There is a great deal that is not known about what Alaska’s salmon eat when they are out surviving and fattening in the ocean. It would be very expensive to find out, but with today’s tools it would be possible, I think. What I bring to the table here from the Alaska Marine Science Symposium is fragmentary and inferential, but concerning. This is unpublished research that won’t make it into the peer-reviewed literature for some months or even years.
Two Bering Sea posters drew my attention in this regard, along with Russ Hopcroft’s biological sampling along the Seward Line in the Gulf of Alaska. UAF graduate student Tessa Minicucci’s poster “Competition among Western Alaska Chum Salmon and Asian Pink and Chum Salmon in the Bering Sea?” took an award for the way it begins to confirm a “density-dependent effects” hypothesis that there might be too many fish for the preferred prey. Basically, she is showing that the range of pink salmon from Russia and Japan greatly overlaps the range of the chums in the Bering/Aleutians in the spring and the fall. And when diet is measured (by the NOAA lab in Juneau,) there is a big difference in what they find in chums between odd and even years.
For those unfamiliar with this subject, I’ll add here that there is a well-known odd/even-year signal in pink salmon abundance. There are far more out there in odd years than even ones.
Minicucci shows the chums eating higher nutrition prey in even years, when there are fewer pinks. In odd years, they eat fewer euphausids, amphipods and calanoid copepods, and more jellyfish, pteropods and baby fish. In other words they may be losing out to the pinks for the higher nutrition prey.
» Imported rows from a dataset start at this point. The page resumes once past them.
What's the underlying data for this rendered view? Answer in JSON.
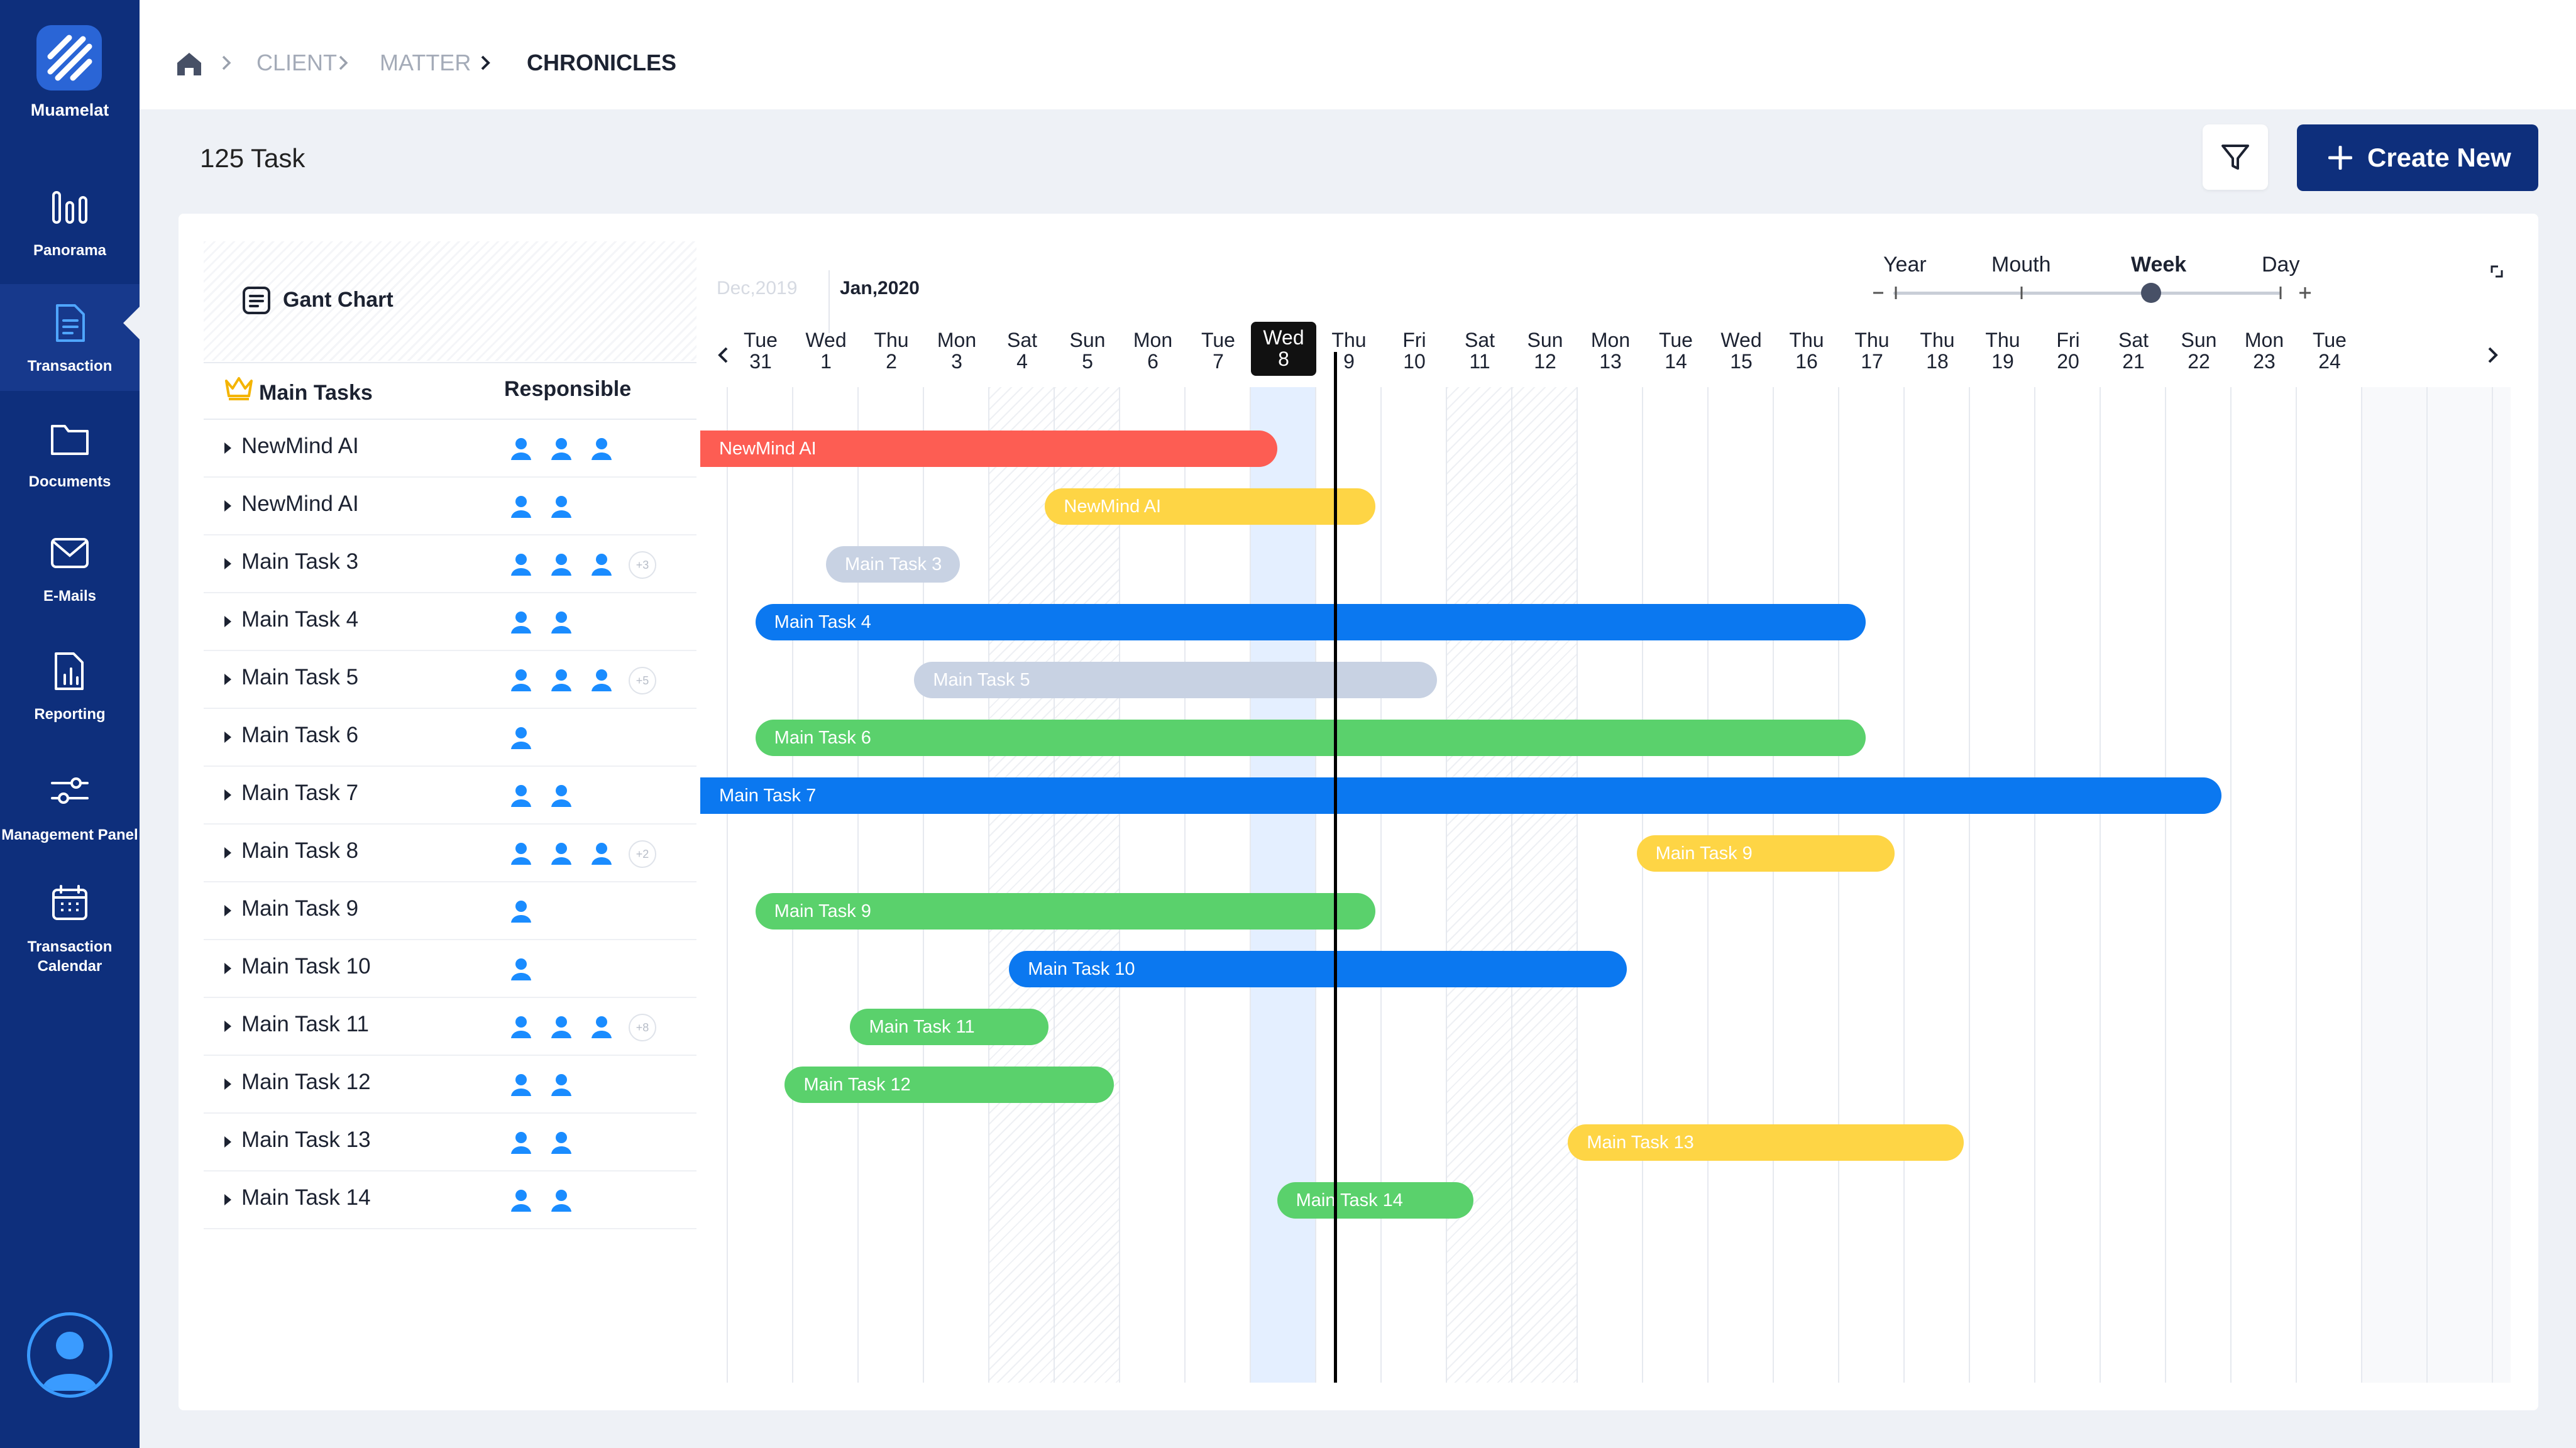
{
  "app": {
    "name": "Muamelat"
  },
  "sidebar": {
    "items": [
      {
        "label": "Panorama",
        "icon": "bar-chart-icon"
      },
      {
        "label": "Transaction",
        "icon": "document-icon"
      },
      {
        "label": "Documents",
        "icon": "folder-icon"
      },
      {
        "label": "E-Mails",
        "icon": "mail-icon"
      },
      {
        "label": "Reporting",
        "icon": "report-icon"
      },
      {
        "label": "Management Panel",
        "icon": "sliders-icon"
      },
      {
        "label": "Transaction Calendar",
        "icon": "calendar-icon"
      }
    ]
  },
  "breadcrumb": {
    "client": "CLIENT",
    "matter": "MATTER",
    "current": "CHRONICLES"
  },
  "toolbar": {
    "task_count": "125 Task",
    "create_label": "Create New"
  },
  "gantt": {
    "panel_title": "Gant Chart",
    "col_main": "Main Tasks",
    "col_responsible": "Responsible",
    "month_prev": "Dec,2019",
    "month_cur": "Jan,2020",
    "scale": {
      "year": "Year",
      "month": "Mouth",
      "week": "Week",
      "day": "Day",
      "selected": "Week"
    },
    "days": [
      {
        "d": "Tue",
        "n": "31"
      },
      {
        "d": "Wed",
        "n": "1"
      },
      {
        "d": "Thu",
        "n": "2"
      },
      {
        "d": "Mon",
        "n": "3"
      },
      {
        "d": "Sat",
        "n": "4"
      },
      {
        "d": "Sun",
        "n": "5"
      },
      {
        "d": "Mon",
        "n": "6"
      },
      {
        "d": "Tue",
        "n": "7"
      },
      {
        "d": "Wed",
        "n": "8"
      },
      {
        "d": "Thu",
        "n": "9"
      },
      {
        "d": "Fri",
        "n": "10"
      },
      {
        "d": "Sat",
        "n": "11"
      },
      {
        "d": "Sun",
        "n": "12"
      },
      {
        "d": "Mon",
        "n": "13"
      },
      {
        "d": "Tue",
        "n": "14"
      },
      {
        "d": "Wed",
        "n": "15"
      },
      {
        "d": "Thu",
        "n": "16"
      },
      {
        "d": "Thu",
        "n": "17"
      },
      {
        "d": "Thu",
        "n": "18"
      },
      {
        "d": "Thu",
        "n": "19"
      },
      {
        "d": "Fri",
        "n": "20"
      },
      {
        "d": "Sat",
        "n": "21"
      },
      {
        "d": "Sun",
        "n": "22"
      },
      {
        "d": "Mon",
        "n": "23"
      },
      {
        "d": "Tue",
        "n": "24"
      }
    ],
    "today_index": 8,
    "weekend_index": [
      4,
      5,
      11,
      12
    ],
    "tasks": [
      {
        "name": "NewMind AI",
        "people": 3,
        "more": "",
        "bar": "NewMind AI",
        "color": "#fd5d53",
        "start": 0,
        "end": 8.4
      },
      {
        "name": "NewMind AI",
        "people": 2,
        "more": "",
        "bar": "NewMind AI",
        "color": "#fed545",
        "start": 4.85,
        "end": 9.9
      },
      {
        "name": "Main Task 3",
        "people": 3,
        "more": "+3",
        "bar": "Main Task 3",
        "color": "#c8d2e3",
        "start": 1.5,
        "end": 3.55
      },
      {
        "name": "Main Task 4",
        "people": 2,
        "more": "",
        "bar": "Main Task 4",
        "color": "#0b78f0",
        "start": 0.42,
        "end": 17.4
      },
      {
        "name": "Main Task 5",
        "people": 3,
        "more": "+5",
        "bar": "Main Task 5",
        "color": "#c8d2e3",
        "start": 2.85,
        "end": 10.85
      },
      {
        "name": "Main Task 6",
        "people": 1,
        "more": "",
        "bar": "Main Task 6",
        "color": "#5ad16c",
        "start": 0.42,
        "end": 17.4
      },
      {
        "name": "Main Task 7",
        "people": 2,
        "more": "",
        "bar": "Main Task 7",
        "color": "#0b78f0",
        "start": 0,
        "end": 22.85
      },
      {
        "name": "Main Task 8",
        "people": 3,
        "more": "+2",
        "bar": "Main Task 9",
        "color": "#fed545",
        "start": 13.9,
        "end": 17.85
      },
      {
        "name": "Main Task 9",
        "people": 1,
        "more": "",
        "bar": "Main Task 9",
        "color": "#5ad16c",
        "start": 0.42,
        "end": 9.9
      },
      {
        "name": "Main Task 10",
        "people": 1,
        "more": "",
        "bar": "Main Task 10",
        "color": "#0b78f0",
        "start": 4.3,
        "end": 13.75
      },
      {
        "name": "Main Task 11",
        "people": 3,
        "more": "+8",
        "bar": "Main Task 11",
        "color": "#5ad16c",
        "start": 1.87,
        "end": 4.9
      },
      {
        "name": "Main Task 12",
        "people": 2,
        "more": "",
        "bar": "Main Task 12",
        "color": "#5ad16c",
        "start": 0.87,
        "end": 5.9
      },
      {
        "name": "Main Task 13",
        "people": 2,
        "more": "",
        "bar": "Main Task 13",
        "color": "#fed545",
        "start": 12.85,
        "end": 18.9
      },
      {
        "name": "Main Task 14",
        "people": 2,
        "more": "",
        "bar": "Main Task 14",
        "color": "#5ad16c",
        "start": 8.4,
        "end": 11.4
      }
    ]
  }
}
Another poster, from Sonia Batten of the Sir Alister Hardy Foundation for Ocean Science, which has been monitoring Atlantic plankton since 1931, dealt with Pacific plankton sampled in the same area of the Aleutians along the great circle shipping route by a plankton net attached to a cargo vessel since the year 2000. Guess what? They found an odd/even abundance signal for calanoid copepods and the opposite signal for the diatoms the copepods like to eat, which “suggests that grazing pressure on phytoplankton by copepods us determined by pink salmon predation on the copepods, i.e. top down control.” Sonia didn’t get any awards for that one, but I saw several fish biologists scratching their heads in front of that poster.
Oh those pink salmon! Everybody knows they are big eaters and a few, a very few, have dared over the years to speculate that all those hatcheries set up in Southeast Alaska and Prince William Sound might be putting out so many of those eaters that somebody else would have to pay the price. But nothing is simple in this business. The pinks we’re talking about in these two studies come from Russia and Japan, at least for the most part. But poor runs of undersize chums to Arctic, Yukon and Kuskokwim rivers continue to be a reality. “At sea” conditions are blamed, and that’s convenient, because “at sea” is also still kind of a black box, though, as we are seeing, less of one than it used to be.
And all this is happening as the ecosystem goes through changes that are increasingly off the scale of what scientists are used to dealing with. There has been quite a bit of speculation that salmon from AYK would increasingly pasture in the colder waters of the more northern part of the Bering Sea, but that cold was not holding so well last month, though may be doing better now.
And out along the Seward Line, extending all along the shelf, and down to deeper waters, the plankton changed with “the blob.” Hopcroft showed the big calanoid copepods giving way to larger abundances of smaller species from waters to the south. As noted earlier, the big copepods, along with euphausids, are the better quality prey for salmon.
But it’s never simple. Hopcroft and other scientists say phenology needs to be understood here. Phenology is the timing of biological onsets and changes. The birds, for instance, need to arrive in the arctic at the time when their food appears, so they can gain the nutrition to reproduce, and then again the energy to migrate. In the case of calanoid copepods, they are adapted to the seasonal cold. They rise to feed, store enough fat to support a winter in the deeper cold waters, and go back down in the fall and become dormant. So they only have this desirable fat content in the spring and fall. Salmon seeking food in later spring might actually be better off with other species of copepods at that time.
And one more uncertainty here. Plankton nets were not really designed for what we now know is out there. Even today they are not very good at trapping euphausids, so that’s a particularly fuzzy part of the food chain picture. They are picked up in stomach contents, though, and they are more than half the diet of chum salmon. In odd years, by Minicucci’s data, that drops by about 50 percent.